Спит ли клейкий червяк из карельских болот?
Или нимфы Елабуги рифму взалкали,
собирая колечки работных бород?..
Кто тебя не пускает по списку в расход?
Ты сберег мой заклад, быстролицый певун.
Выполз день из норы, и нахохлилась немочь.

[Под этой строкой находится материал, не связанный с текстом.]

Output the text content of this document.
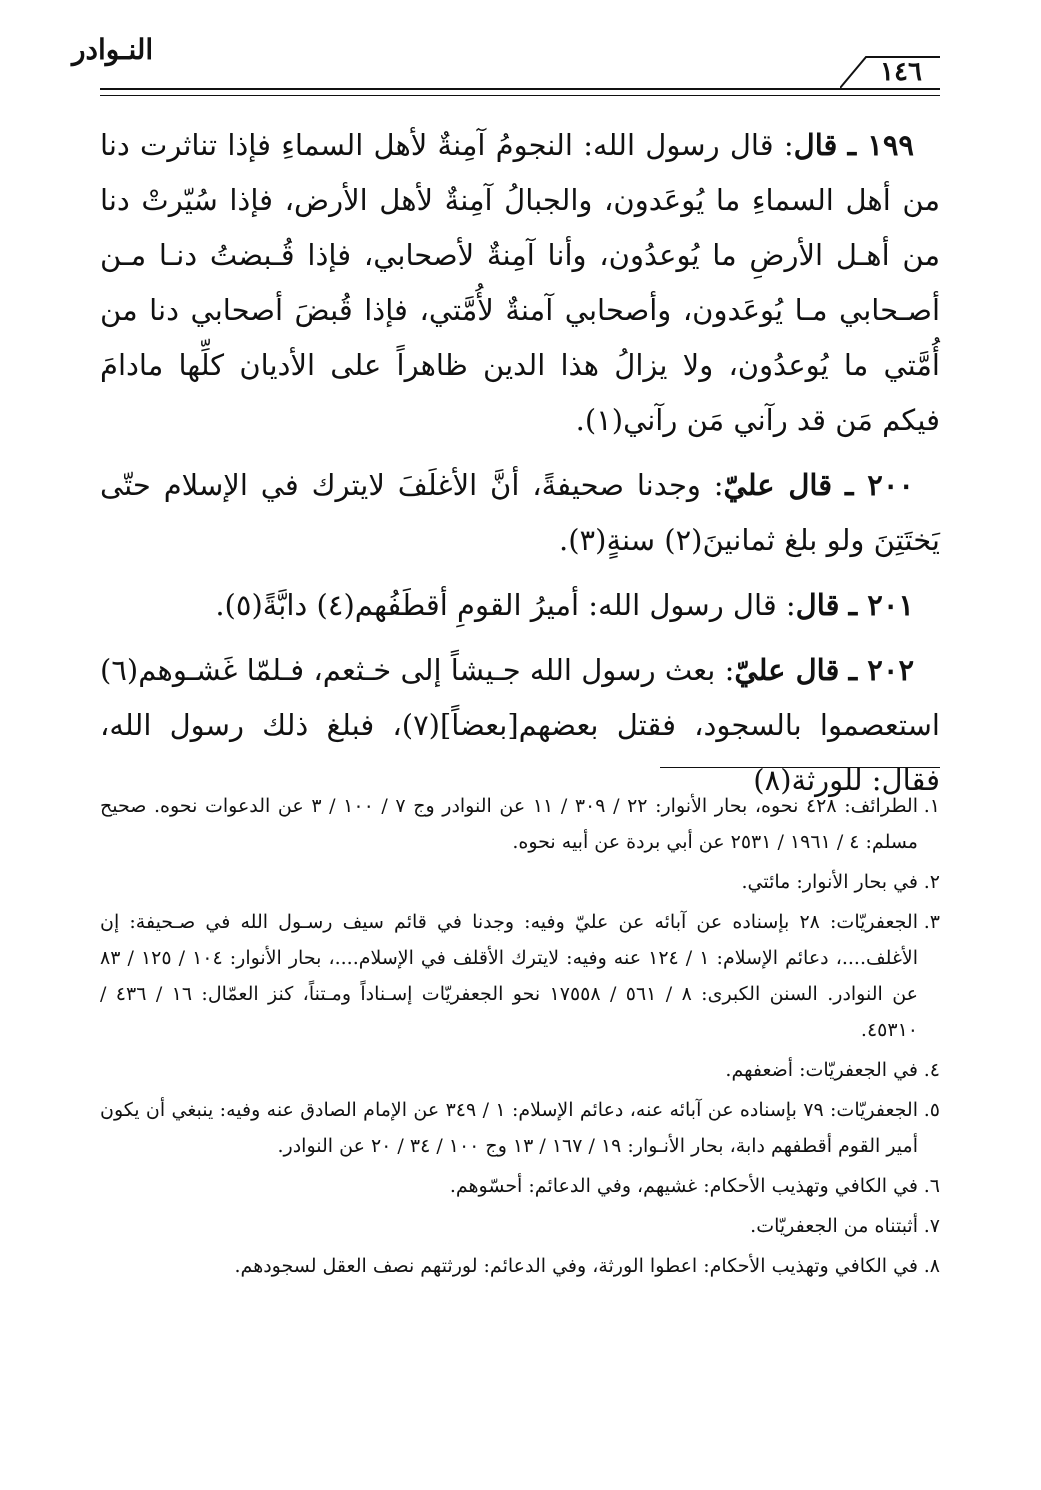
النـوادر
١٤٦

١٩٩ ـ قال: قال رسول الله: النجومُ آمِنةٌ لأهل السماءِ فإذا تناثرت دنا من أهل السماءِ ما يُوعَدون، والجبالُ آمِنةٌ لأهل الأرض، فإذا سُيّرتْ دنا من أهـل الأرضِ ما يُوعدُون، وأنا آمِنةٌ لأصحابي، فإذا قُـبضتُ دنـا مـن أصـحابي مـا يُوعَدون، وأصحابي آمنةٌ لأُمَّتي، فإذا قُبضَ أصحابي دنا من أُمَّتي ما يُوعدُون، ولا يزالُ هذا الدين ظاهراً على الأديان كلِّها مادامَ فيكم مَن قد رآني مَن رآني(١).

٢٠٠ ـ قال عليّ: وجدنا صحيفةً، أنَّ الأغلَفَ لايترك في الإسلام حتّى يَختَتِنَ ولو بلغ ثمانينَ(٢) سنةٍ(٣).

٢٠١ ـ قال: قال رسول الله: أميرُ القومِ أقطَفُهم(٤) دابَّةً(٥).

٢٠٢ ـ قال عليّ: بعث رسول الله جـيشاً إلى خـثعم، فـلمّا غَشـوهم(٦) استعصموا بالسجود، فقتل بعضهم[بعضاً](٧)، فبلغ ذلك رسول الله، فقال: للورثة(٨)

١.
الطرائف: ٤٢٨ نحوه، بحار الأنوار: ٢٢ / ٣٠٩ / ١١ عن النوادر وج ٧ / ١٠٠ / ٣ عن الدعوات نحوه. صحيح مسلم: ٤ / ١٩٦١ / ٢٥٣١ عن أبي بردة عن أبيه نحوه.
٢.
في بحار الأنوار: مائتي.
٣.
الجعفريّات: ٢٨ بإسناده عن آبائه عن عليّ وفيه: وجدنا في قائم سيف رسـول الله في صـحيفة: إن الأغلف....، دعائم الإسلام: ١ / ١٢٤ عنه وفيه: لايترك الأقلف في الإسلام....، بحار الأنوار: ١٠٤ / ١٢٥ / ٨٣ عن النوادر. السنن الكبرى: ٨ / ٥٦١ / ١٧٥٥٨ نحو الجعفريّات إسـناداً ومـتناً، كنز العمّال: ١٦ / ٤٣٦ / ٤٥٣١٠.
٤.
في الجعفريّات: أضعفهم.
٥.
الجعفريّات: ٧٩ بإسناده عن آبائه عنه، دعائم الإسلام: ١ / ٣٤٩ عن الإمام الصادق عنه وفيه: ينبغي أن يكون أمير القوم أقطفهم دابة، بحار الأنـوار: ١٩ / ١٦٧ / ١٣ وج ١٠٠ / ٣٤ / ٢٠ عن النوادر.
٦.
في الكافي وتهذيب الأحكام: غشيهم، وفي الدعائم: أحسّوهم.
٧.
أثبتناه من الجعفريّات.
٨.
في الكافي وتهذيب الأحكام: اعطوا الورثة، وفي الدعائم: لورثتهم نصف العقل لسجودهم.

На кошелке врача при побеге в Неву
заиграл цианид. И навьючено небо
щучьей похотью Немо.
* * *
Голос уходит,
брыкается, треплет глагол.
Трубка пастушья
маячит на привязи мая,
на косогоре семейном
шипцами прохлады играя,
гусениц клея,
вгоняя в законченный ствол.
Сколько годин
здесь сшибается в черном узоре.
Дремлет сырым соловьем
невозможный четверг.
Ты не заметишь
коронки подопытной сверк
в гадких шагах
на прицеле Балтийского моря.
* * *
Гори на дне тетради жесткий луч,
как взбрык вулкана, береди когтями
два строя сосен и скамью с гостями.
Тебе я пожелал воздуть сургуч
и запечатать труд весны ворчливой.
Не то вспорхнет сонет мой боязливый,
крылом повеет милосердный ключ
по клавишам гуляющий чванливым,
ухабы зала с трепетом сонливым
осеменив ноктюрном римских кущ.
* * *
Надоила
и сумерки спрыснула льдом.
Стрекотала,
соленьями дол озаряя.
Распогодило для
и хлопушками рая
раскрестило коровник
за вязким окном.
Разметало голубу
в сократовом сне,
я за ним записал
на скворешне погожей,
что его Цинциннат,
рифму сглазивший вне,
раздавал кислород
пузырьками прохожих.
* * *
Не березы открытый сосуд
расплескался записками ночи.
Голубиная паства порочит,
призывая на утренний суд.
Ужас камня и лед голубей
так близки, что не тронуть ответом.
Завивается скользкое лето
на хвосте у Каштанки твоей.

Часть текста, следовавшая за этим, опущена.